According to the United States Census Bureau, the city has a total area of 1.82 sqmi, all land.

==Demographics==

===2020 census===
As of the census of 2020, there were 296 people, 108 households, and 80 families residing in the city. The population density was 162.2 inhabitants per square mile (62.6/km^{2}). There were 116 housing units at an average density of 63.6 per square mile (24.5/km^{2}). The racial makeup of the city was 90.9% White, 0.7% Black or African American, 0.0% Native American, 0.0% Asian, 0.7% Pacific Islander, 5.7% from other races and 2.0% from two or more races. Hispanic or Latino persons of any race comprised 9.8% of the population.

Of the 108 households, 38.0% of which had children under the age of 18 living with them, 64.8% were married couples living together, 1.9% were cohabitating couples, 16.7% had a female householder with no spouse or partner present and 16.7% had a male householder with no spouse or partner present. 25.9% of all households were non-families. 22.2% of all households were made up of individuals, 12.0% had someone living alone who was 65 years old or older.

The median age in the city was 35.3 years. 33.1% of the residents were under the age of 20; 4.7% were between the ages of 20 and 24; 24.7% were from 25 and 44; 19.9% were from 45 and 64; and 17.6% were 65 years of age or older. The gender makeup of the city was 52.0% male and 48.0% female.

===2010 census===
As of the census of 2010, there were 294 people, 109 households, and 80 families living in the city. The population density was 161.5 PD/sqmi. There were 115 housing units at an average density of 63.2 /sqmi. The racial makeup of the city was 93.5% White, 0.3% African American, 0.7% Native American, 0.3% Asian, 4.1% from other races, and 1.0% from two or more races. Hispanic or Latino of any race were 5.4% of the population.

There were 109 households, of which 33.9% had children under the age of 18 living with them, 66.1% were married couples living together, 1.8% had a female householder with no husband present, 5.5% had a male householder with no wife present, and 26.6% were non-families. 24.8% of all households were made up of individuals, and 11.9% had someone living alone who was 65 years of age or older. The average household size was 2.70 and the average family size was 3.26.

The median age in the city was 34 years. 33% of residents were under the age of 18; 6.8% were between the ages of 18 and 24; 22.1% were from 25 to 44; 21.5% were from 45 to 64; and 16.7% were 65 years of age or older. The gender makeup of the city was 48.6% male and 51.4% female.

===2000 census===
As of the census of 2000, there were 251 people, 103 households, and 70 families living in the city. The population density was 138.3 PD/sqmi. There were 110 housing units at an average density of 60.6 /sqmi. The racial makeup of the city was 99.20% White, and 0.80% from two or more races.

There were 103 households, out of which 26.2% had children under the age of 18 living with them, 62.1% were married couples living together, 4.9% had a female householder with no husband present, and 32.0% were non-families. 29.1% of all households were made up of individuals, and 17.5% had someone living alone who was 65 years of age or older. The average household size was 2.44 and the average family size was 3.06.

In the city, the population was spread out, with 21.9% under the age of 18, 14.3% from 18 to 24, 22.3% from 25 to 44, 19.5% from 45 to 64, and 21.9% who were 65 years of age or older.
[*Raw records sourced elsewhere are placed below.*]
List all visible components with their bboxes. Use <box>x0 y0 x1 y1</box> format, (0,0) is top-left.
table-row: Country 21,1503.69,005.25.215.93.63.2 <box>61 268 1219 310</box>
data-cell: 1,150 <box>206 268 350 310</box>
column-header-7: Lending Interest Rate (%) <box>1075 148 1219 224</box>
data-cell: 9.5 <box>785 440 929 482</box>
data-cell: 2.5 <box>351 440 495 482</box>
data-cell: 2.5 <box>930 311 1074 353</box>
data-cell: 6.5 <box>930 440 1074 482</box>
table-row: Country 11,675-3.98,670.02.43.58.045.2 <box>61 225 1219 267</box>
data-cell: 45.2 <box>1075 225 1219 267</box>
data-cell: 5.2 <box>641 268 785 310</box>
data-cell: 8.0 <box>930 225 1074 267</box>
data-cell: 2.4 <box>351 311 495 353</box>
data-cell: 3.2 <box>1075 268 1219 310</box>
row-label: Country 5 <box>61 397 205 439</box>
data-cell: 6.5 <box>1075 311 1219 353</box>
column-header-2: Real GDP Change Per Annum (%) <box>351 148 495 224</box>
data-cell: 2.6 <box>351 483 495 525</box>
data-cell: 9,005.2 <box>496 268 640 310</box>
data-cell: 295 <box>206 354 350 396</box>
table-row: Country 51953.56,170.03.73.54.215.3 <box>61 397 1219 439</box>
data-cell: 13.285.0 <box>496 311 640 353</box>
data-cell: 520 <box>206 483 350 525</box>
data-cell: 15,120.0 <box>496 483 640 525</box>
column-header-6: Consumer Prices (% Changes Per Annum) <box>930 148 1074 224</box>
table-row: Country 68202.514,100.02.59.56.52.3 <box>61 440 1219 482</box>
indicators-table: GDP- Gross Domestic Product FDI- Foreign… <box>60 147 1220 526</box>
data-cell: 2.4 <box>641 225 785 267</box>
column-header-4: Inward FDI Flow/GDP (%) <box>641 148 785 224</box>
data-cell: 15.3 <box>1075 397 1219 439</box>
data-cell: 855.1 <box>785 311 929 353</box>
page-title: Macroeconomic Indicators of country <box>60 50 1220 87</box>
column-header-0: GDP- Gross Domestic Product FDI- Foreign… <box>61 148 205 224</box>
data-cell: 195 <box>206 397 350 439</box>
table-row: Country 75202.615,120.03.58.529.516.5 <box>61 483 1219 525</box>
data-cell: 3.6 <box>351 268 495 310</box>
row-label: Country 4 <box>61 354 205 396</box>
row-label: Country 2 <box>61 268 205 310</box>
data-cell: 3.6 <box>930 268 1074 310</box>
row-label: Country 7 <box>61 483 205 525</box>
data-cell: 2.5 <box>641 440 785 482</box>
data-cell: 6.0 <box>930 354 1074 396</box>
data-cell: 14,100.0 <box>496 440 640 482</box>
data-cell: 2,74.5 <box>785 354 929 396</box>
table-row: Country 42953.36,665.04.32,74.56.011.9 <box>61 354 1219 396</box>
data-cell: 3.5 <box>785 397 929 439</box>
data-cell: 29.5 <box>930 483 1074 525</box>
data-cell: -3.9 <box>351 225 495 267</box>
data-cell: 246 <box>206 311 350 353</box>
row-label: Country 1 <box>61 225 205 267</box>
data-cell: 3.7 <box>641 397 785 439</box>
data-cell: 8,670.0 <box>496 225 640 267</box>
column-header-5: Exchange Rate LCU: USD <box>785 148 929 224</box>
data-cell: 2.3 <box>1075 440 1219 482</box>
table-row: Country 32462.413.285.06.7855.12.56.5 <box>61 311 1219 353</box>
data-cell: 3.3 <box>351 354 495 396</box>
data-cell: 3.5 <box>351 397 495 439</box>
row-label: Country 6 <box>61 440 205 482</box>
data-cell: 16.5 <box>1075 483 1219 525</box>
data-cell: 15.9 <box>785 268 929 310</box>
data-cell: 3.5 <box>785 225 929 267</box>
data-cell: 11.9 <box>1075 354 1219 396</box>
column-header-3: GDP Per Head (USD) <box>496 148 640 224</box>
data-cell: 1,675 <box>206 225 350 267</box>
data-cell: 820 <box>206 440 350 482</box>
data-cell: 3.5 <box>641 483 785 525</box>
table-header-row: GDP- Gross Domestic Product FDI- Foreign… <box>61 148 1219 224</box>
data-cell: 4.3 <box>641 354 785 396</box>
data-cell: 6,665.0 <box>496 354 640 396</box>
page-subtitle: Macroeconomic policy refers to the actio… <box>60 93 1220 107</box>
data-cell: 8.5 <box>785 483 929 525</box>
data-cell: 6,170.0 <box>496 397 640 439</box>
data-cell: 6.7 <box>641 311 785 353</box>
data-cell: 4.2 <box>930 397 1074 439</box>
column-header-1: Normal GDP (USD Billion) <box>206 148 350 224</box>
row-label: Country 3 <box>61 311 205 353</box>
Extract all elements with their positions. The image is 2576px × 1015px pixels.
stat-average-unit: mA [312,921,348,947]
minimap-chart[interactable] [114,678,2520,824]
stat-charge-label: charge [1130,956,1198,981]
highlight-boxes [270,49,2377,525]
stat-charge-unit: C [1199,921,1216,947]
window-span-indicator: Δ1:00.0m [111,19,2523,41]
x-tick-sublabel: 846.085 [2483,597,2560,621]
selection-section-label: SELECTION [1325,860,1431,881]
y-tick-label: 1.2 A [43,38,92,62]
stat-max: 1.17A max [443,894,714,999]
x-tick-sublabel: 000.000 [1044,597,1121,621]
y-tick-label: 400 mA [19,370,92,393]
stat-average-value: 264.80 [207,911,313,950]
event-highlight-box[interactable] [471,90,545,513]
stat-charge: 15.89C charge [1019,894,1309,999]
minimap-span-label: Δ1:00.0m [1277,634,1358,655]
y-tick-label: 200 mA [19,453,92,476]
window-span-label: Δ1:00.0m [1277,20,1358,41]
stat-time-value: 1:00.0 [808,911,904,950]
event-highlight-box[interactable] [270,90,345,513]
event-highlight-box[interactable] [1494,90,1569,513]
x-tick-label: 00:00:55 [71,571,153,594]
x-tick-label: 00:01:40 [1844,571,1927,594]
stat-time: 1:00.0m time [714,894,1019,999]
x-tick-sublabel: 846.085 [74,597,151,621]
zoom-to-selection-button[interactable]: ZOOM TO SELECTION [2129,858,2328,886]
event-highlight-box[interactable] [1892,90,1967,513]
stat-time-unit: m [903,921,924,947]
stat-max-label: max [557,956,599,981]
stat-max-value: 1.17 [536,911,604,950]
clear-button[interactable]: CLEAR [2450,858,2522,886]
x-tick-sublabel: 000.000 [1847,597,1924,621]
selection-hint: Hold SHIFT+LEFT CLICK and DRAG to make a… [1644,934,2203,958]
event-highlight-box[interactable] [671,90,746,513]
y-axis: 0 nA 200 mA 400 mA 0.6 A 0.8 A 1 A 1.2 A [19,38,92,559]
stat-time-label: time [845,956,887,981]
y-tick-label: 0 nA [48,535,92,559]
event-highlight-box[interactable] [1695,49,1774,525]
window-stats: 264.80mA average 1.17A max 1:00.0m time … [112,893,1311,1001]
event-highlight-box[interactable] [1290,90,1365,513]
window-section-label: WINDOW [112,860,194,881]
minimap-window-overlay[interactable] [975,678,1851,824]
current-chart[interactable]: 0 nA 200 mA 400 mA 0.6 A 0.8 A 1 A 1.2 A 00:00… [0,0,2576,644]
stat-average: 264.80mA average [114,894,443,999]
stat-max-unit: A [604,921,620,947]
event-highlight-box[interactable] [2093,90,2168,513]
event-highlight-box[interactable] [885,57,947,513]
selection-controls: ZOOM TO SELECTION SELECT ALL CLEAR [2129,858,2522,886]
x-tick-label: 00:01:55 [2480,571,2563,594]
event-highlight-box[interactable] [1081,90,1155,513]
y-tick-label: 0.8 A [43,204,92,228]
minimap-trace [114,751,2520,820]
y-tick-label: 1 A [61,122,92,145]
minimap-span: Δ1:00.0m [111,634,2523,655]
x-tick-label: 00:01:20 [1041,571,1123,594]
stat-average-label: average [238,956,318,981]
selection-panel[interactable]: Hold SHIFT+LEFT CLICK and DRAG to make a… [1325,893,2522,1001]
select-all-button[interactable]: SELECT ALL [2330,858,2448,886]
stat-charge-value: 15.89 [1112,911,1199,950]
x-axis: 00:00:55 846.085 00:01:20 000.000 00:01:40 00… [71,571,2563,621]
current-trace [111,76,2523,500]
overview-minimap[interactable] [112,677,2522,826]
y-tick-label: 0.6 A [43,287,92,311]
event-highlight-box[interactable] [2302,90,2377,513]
The median age was 39 years. For every 100 females there were 80.6 males. For every 100 females age 18 and over, there were 84.9 males.

The median income for a household in the city was $38,750, and the median income for a family was $47,083. Males had a median income of $27,083 versus $20,938 for females. The per capita income for the city was $17,410. About 3.1% of families and 4.3% of the population were below the poverty line, including none of those under the age of eighteen or sixty five or over.